A case stemming from an August complaint alleging Smithfield Foods, Inc. broke a 1994 contract was removed on Friday from the General Court of Justice, Superior Division, in Wayne County, North Carolina to the Eastern District of North Carolina; the plaintiff, U.S. hog producer Maxwell Foods LLC, alleged that Smithfield, the largest pork producer in the world according to the complaint, has breached its contract to purchase hogs monthly at a premium price.
Defendant Smithfield said it is moving the case because it is headquartered in Smithfield, Va. and the amount in controversy meets the requirements for removal. The plaintiff may not agree with the removal, but it said in the complaint that the parties agreed in writing that any legal action related to the agreement will be “prosecuted in the Courts of the State of North Carolina,” and that Smithfiled “waives any right or defense relating to such jurisdiction and venue.” The defendant operates at least two plants in North Carolina.
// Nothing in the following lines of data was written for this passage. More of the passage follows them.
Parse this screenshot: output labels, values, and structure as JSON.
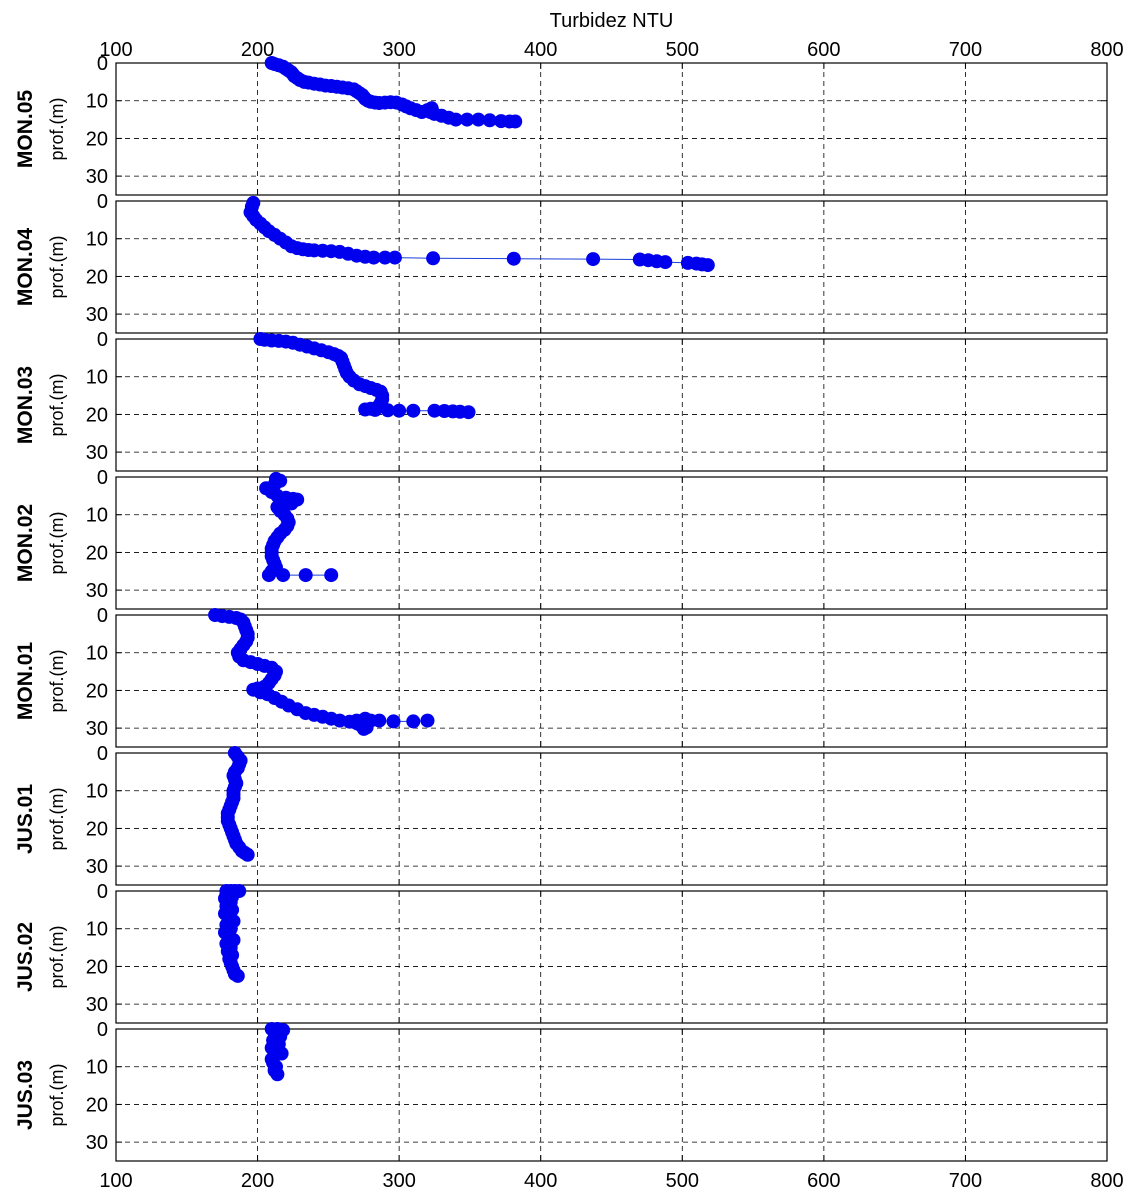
{
  "chart_data": {
    "type": "scatter",
    "xlabel": "Turbidez NTU",
    "xlim": [
      100,
      800
    ],
    "x_ticks": [
      100,
      200,
      300,
      400,
      500,
      600,
      700,
      800
    ],
    "ylim": [
      0,
      35
    ],
    "y_ticks": [
      0,
      10,
      20,
      30
    ],
    "y_inverted": true,
    "ylabel": "prof.(m)",
    "grid": true,
    "marker_color": "#0000ee",
    "line_color": "#1a3fd6",
    "panels": [
      {
        "name": "MON.05",
        "points": [
          [
            210,
            0
          ],
          [
            212,
            0.3
          ],
          [
            215,
            0.6
          ],
          [
            218,
            1
          ],
          [
            220,
            1.5
          ],
          [
            222,
            2
          ],
          [
            224,
            2.5
          ],
          [
            225,
            3
          ],
          [
            226,
            3.5
          ],
          [
            228,
            4
          ],
          [
            230,
            4.5
          ],
          [
            233,
            5
          ],
          [
            236,
            5.2
          ],
          [
            240,
            5.5
          ],
          [
            244,
            5.7
          ],
          [
            248,
            6
          ],
          [
            252,
            6.1
          ],
          [
            256,
            6.3
          ],
          [
            260,
            6.5
          ],
          [
            264,
            6.7
          ],
          [
            268,
            7
          ],
          [
            270,
            7.5
          ],
          [
            272,
            8
          ],
          [
            274,
            8.5
          ],
          [
            275,
            9
          ],
          [
            276,
            9.5
          ],
          [
            278,
            10
          ],
          [
            280,
            10.3
          ],
          [
            283,
            10.5
          ],
          [
            286,
            10.6
          ],
          [
            290,
            10.5
          ],
          [
            294,
            10.4
          ],
          [
            298,
            10.5
          ],
          [
            302,
            11
          ],
          [
            305,
            11.5
          ],
          [
            308,
            12
          ],
          [
            312,
            12.5
          ],
          [
            316,
            13
          ],
          [
            320,
            12.5
          ],
          [
            323,
            12
          ],
          [
            322,
            13
          ],
          [
            325,
            13.5
          ],
          [
            330,
            14
          ],
          [
            335,
            14.5
          ],
          [
            340,
            15
          ],
          [
            348,
            15
          ],
          [
            356,
            15
          ],
          [
            364,
            15.2
          ],
          [
            372,
            15.4
          ],
          [
            378,
            15.5
          ],
          [
            382,
            15.5
          ]
        ]
      },
      {
        "name": "MON.04",
        "points": [
          [
            197,
            0.5
          ],
          [
            196,
            1.5
          ],
          [
            195,
            3
          ],
          [
            197,
            4
          ],
          [
            199,
            5
          ],
          [
            202,
            6
          ],
          [
            205,
            7
          ],
          [
            208,
            8
          ],
          [
            212,
            9
          ],
          [
            216,
            10
          ],
          [
            220,
            11
          ],
          [
            224,
            12
          ],
          [
            228,
            12.5
          ],
          [
            232,
            12.8
          ],
          [
            236,
            13
          ],
          [
            240,
            13.1
          ],
          [
            246,
            13.2
          ],
          [
            252,
            13.3
          ],
          [
            258,
            13.5
          ],
          [
            264,
            14
          ],
          [
            270,
            14.5
          ],
          [
            276,
            14.8
          ],
          [
            282,
            15
          ],
          [
            290,
            15
          ],
          [
            297,
            15
          ],
          [
            324,
            15.2
          ],
          [
            381,
            15.3
          ],
          [
            437,
            15.4
          ],
          [
            470,
            15.5
          ],
          [
            476,
            15.7
          ],
          [
            482,
            16
          ],
          [
            488,
            16.2
          ],
          [
            504,
            16.4
          ],
          [
            510,
            16.6
          ],
          [
            514,
            16.8
          ],
          [
            518,
            17
          ]
        ]
      },
      {
        "name": "MON.03",
        "points": [
          [
            202,
            0
          ],
          [
            205,
            0.2
          ],
          [
            210,
            0.4
          ],
          [
            215,
            0.5
          ],
          [
            220,
            0.7
          ],
          [
            225,
            1
          ],
          [
            230,
            1.5
          ],
          [
            235,
            2
          ],
          [
            240,
            2.5
          ],
          [
            245,
            3
          ],
          [
            250,
            3.5
          ],
          [
            254,
            4
          ],
          [
            257,
            4.5
          ],
          [
            259,
            5
          ],
          [
            260,
            6
          ],
          [
            261,
            7
          ],
          [
            262,
            8
          ],
          [
            263,
            9
          ],
          [
            265,
            10
          ],
          [
            268,
            11
          ],
          [
            272,
            12
          ],
          [
            276,
            12.5
          ],
          [
            280,
            13
          ],
          [
            284,
            13.5
          ],
          [
            287,
            14
          ],
          [
            288,
            15
          ],
          [
            288,
            16
          ],
          [
            287,
            17
          ],
          [
            285,
            18
          ],
          [
            280,
            18.5
          ],
          [
            276,
            18.7
          ],
          [
            283,
            18.8
          ],
          [
            292,
            18.9
          ],
          [
            300,
            19
          ],
          [
            310,
            19
          ],
          [
            325,
            19
          ],
          [
            332,
            19.1
          ],
          [
            338,
            19.2
          ],
          [
            343,
            19.3
          ],
          [
            349,
            19.4
          ]
        ]
      },
      {
        "name": "MON.02",
        "points": [
          [
            213,
            0.5
          ],
          [
            216,
            1
          ],
          [
            212,
            2
          ],
          [
            206,
            3
          ],
          [
            210,
            4
          ],
          [
            214,
            5
          ],
          [
            220,
            5.5
          ],
          [
            225,
            5.8
          ],
          [
            228,
            6
          ],
          [
            224,
            7
          ],
          [
            218,
            7.5
          ],
          [
            214,
            8
          ],
          [
            216,
            9
          ],
          [
            219,
            10
          ],
          [
            221,
            11
          ],
          [
            222,
            12
          ],
          [
            221,
            13
          ],
          [
            219,
            14
          ],
          [
            216,
            15
          ],
          [
            214,
            16
          ],
          [
            212,
            17
          ],
          [
            211,
            18
          ],
          [
            210,
            19
          ],
          [
            210,
            20
          ],
          [
            210,
            21
          ],
          [
            211,
            22
          ],
          [
            212,
            23
          ],
          [
            213,
            24
          ],
          [
            210,
            25
          ],
          [
            208,
            26
          ],
          [
            218,
            26
          ],
          [
            234,
            26
          ],
          [
            252,
            26
          ]
        ]
      },
      {
        "name": "MON.01",
        "points": [
          [
            170,
            0
          ],
          [
            175,
            0.3
          ],
          [
            180,
            0.5
          ],
          [
            185,
            0.8
          ],
          [
            188,
            1.2
          ],
          [
            190,
            2
          ],
          [
            191,
            3
          ],
          [
            192,
            4
          ],
          [
            193,
            5
          ],
          [
            193,
            6
          ],
          [
            192,
            7
          ],
          [
            190,
            8
          ],
          [
            188,
            9
          ],
          [
            186,
            10
          ],
          [
            187,
            11
          ],
          [
            190,
            12
          ],
          [
            195,
            12.5
          ],
          [
            200,
            13
          ],
          [
            205,
            13.5
          ],
          [
            210,
            14
          ],
          [
            213,
            15
          ],
          [
            212,
            16
          ],
          [
            210,
            17
          ],
          [
            208,
            18
          ],
          [
            205,
            19
          ],
          [
            200,
            19.5
          ],
          [
            197,
            19.8
          ],
          [
            202,
            20.5
          ],
          [
            207,
            21
          ],
          [
            212,
            22
          ],
          [
            217,
            23
          ],
          [
            222,
            24
          ],
          [
            228,
            25
          ],
          [
            234,
            26
          ],
          [
            240,
            26.5
          ],
          [
            246,
            27
          ],
          [
            252,
            27.5
          ],
          [
            258,
            28
          ],
          [
            265,
            28.3
          ],
          [
            270,
            28.7
          ],
          [
            274,
            29.2
          ],
          [
            277,
            29.8
          ],
          [
            275,
            30.2
          ],
          [
            272,
            29
          ],
          [
            270,
            28
          ],
          [
            276,
            27.5
          ],
          [
            280,
            28
          ],
          [
            286,
            28
          ],
          [
            296,
            28.2
          ],
          [
            310,
            28.2
          ],
          [
            320,
            28
          ]
        ]
      },
      {
        "name": "JUS.01",
        "points": [
          [
            184,
            0
          ],
          [
            186,
            1
          ],
          [
            188,
            2
          ],
          [
            187,
            3
          ],
          [
            186,
            4
          ],
          [
            184,
            5
          ],
          [
            183,
            6
          ],
          [
            184,
            7
          ],
          [
            185,
            8
          ],
          [
            184,
            9
          ],
          [
            183,
            10
          ],
          [
            183,
            11
          ],
          [
            183,
            12
          ],
          [
            182,
            13
          ],
          [
            181,
            14
          ],
          [
            180,
            15
          ],
          [
            179,
            16
          ],
          [
            179,
            17
          ],
          [
            179,
            18
          ],
          [
            180,
            19
          ],
          [
            181,
            20
          ],
          [
            182,
            21
          ],
          [
            183,
            22
          ],
          [
            184,
            23
          ],
          [
            185,
            24
          ],
          [
            187,
            25
          ],
          [
            189,
            26
          ],
          [
            191,
            26.5
          ],
          [
            193,
            27
          ]
        ]
      },
      {
        "name": "JUS.02",
        "points": [
          [
            178,
            0
          ],
          [
            181,
            0
          ],
          [
            184,
            0
          ],
          [
            187,
            0
          ],
          [
            178,
            1
          ],
          [
            182,
            1.5
          ],
          [
            177,
            2
          ],
          [
            181,
            3
          ],
          [
            178,
            4
          ],
          [
            182,
            5
          ],
          [
            177,
            6
          ],
          [
            180,
            7
          ],
          [
            183,
            8
          ],
          [
            178,
            9
          ],
          [
            181,
            10
          ],
          [
            177,
            11
          ],
          [
            180,
            12
          ],
          [
            183,
            13
          ],
          [
            178,
            14
          ],
          [
            181,
            15
          ],
          [
            179,
            16
          ],
          [
            182,
            17
          ],
          [
            180,
            18
          ],
          [
            181,
            19
          ],
          [
            182,
            20
          ],
          [
            183,
            21
          ],
          [
            184,
            22
          ],
          [
            186,
            22.5
          ]
        ]
      },
      {
        "name": "JUS.03",
        "points": [
          [
            210,
            0
          ],
          [
            214,
            0
          ],
          [
            218,
            0.3
          ],
          [
            212,
            1
          ],
          [
            216,
            2
          ],
          [
            211,
            3
          ],
          [
            215,
            4
          ],
          [
            210,
            5
          ],
          [
            214,
            6
          ],
          [
            217,
            6.5
          ],
          [
            212,
            7
          ],
          [
            210,
            8
          ],
          [
            211,
            9
          ],
          [
            213,
            10
          ],
          [
            212,
            11
          ],
          [
            214,
            12
          ]
        ]
      }
    ]
  }
}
The plaintiff accused Smithfield of breaching a written agreement (the PSA) entered into on December 5, 1994, where it agreed to purchase up to 155,000 head of hogs from the plaintiff per month at “most favored nation” pricing, which would be at least as favorable as the companies price paid to other hog suppliers. The contract was set to end six years after the date of a Notice of Termination given by either party.
The complaint claimed that until earlier in 2020, Smithfield “purchased nearly 100% of the hogs Maxwell produces,” which equated to less than 10 percent of Smithfield’s purchases. In April 2020, Smithfield purchased about half of Maxwell’s hogs, which the plaintiff claimed has required a back up of hogs and “severe adverse effects” including economic losses.
Maxwell also claimed that the price paid to them by Smithfield declined since 2016. The plaintiff explained in the complaint that as the industry has consolidated and changed, the wholesale prices of pork cut, also called the cutout value, has been used to more accurately reflect the value of a hog over spot market prices, replacing the system which was used in the contract. The complaint said “as a result, Smithfield’s pricing to Maxwell under the PSA is not and has not for some time been economically sustainable for Maxwell,” and suggests that the pricing in the agreement needs to be altered under the renegotiation provision in the PSA.
The complaint said Smithfeld refused to renegotiate the PSA to provide better pricing in a 2017 meeting and in response to other requests between then and 2020. During a meeting on February 19, Maxwell again told the defendant “it was no longer economically sustainable for Maxwell to continue its business under the pricing structure set forth in the PSA,” and asked to renegotiate to cutout-based pricing. Smithfield said it would respond to the request within 30 days, but did not and when asked later said they were “unwilling to alter the PSA,” according to the complaint.
The plaintiff further alleged it learned that during the same time period, “Smithfield hid from Maxwell the fact that Smithfield was already providing pricing to one or more of its other major swine suppliers that exceeded that provided to Maxwell, in violation of Smithfield’s MFN obligations to Maxwell under the PSA.” The company claimed this constitutes a breach of the contract.
Maxwell, represented by Brooks, Pierce, McLendon, Humphrey & Leonard, L.L.P., asked for damages and that the defendant perform its obligations under the contract including increasing its hog purchases. Smithfield is represented by Robinson, Bradshaw & Hinson.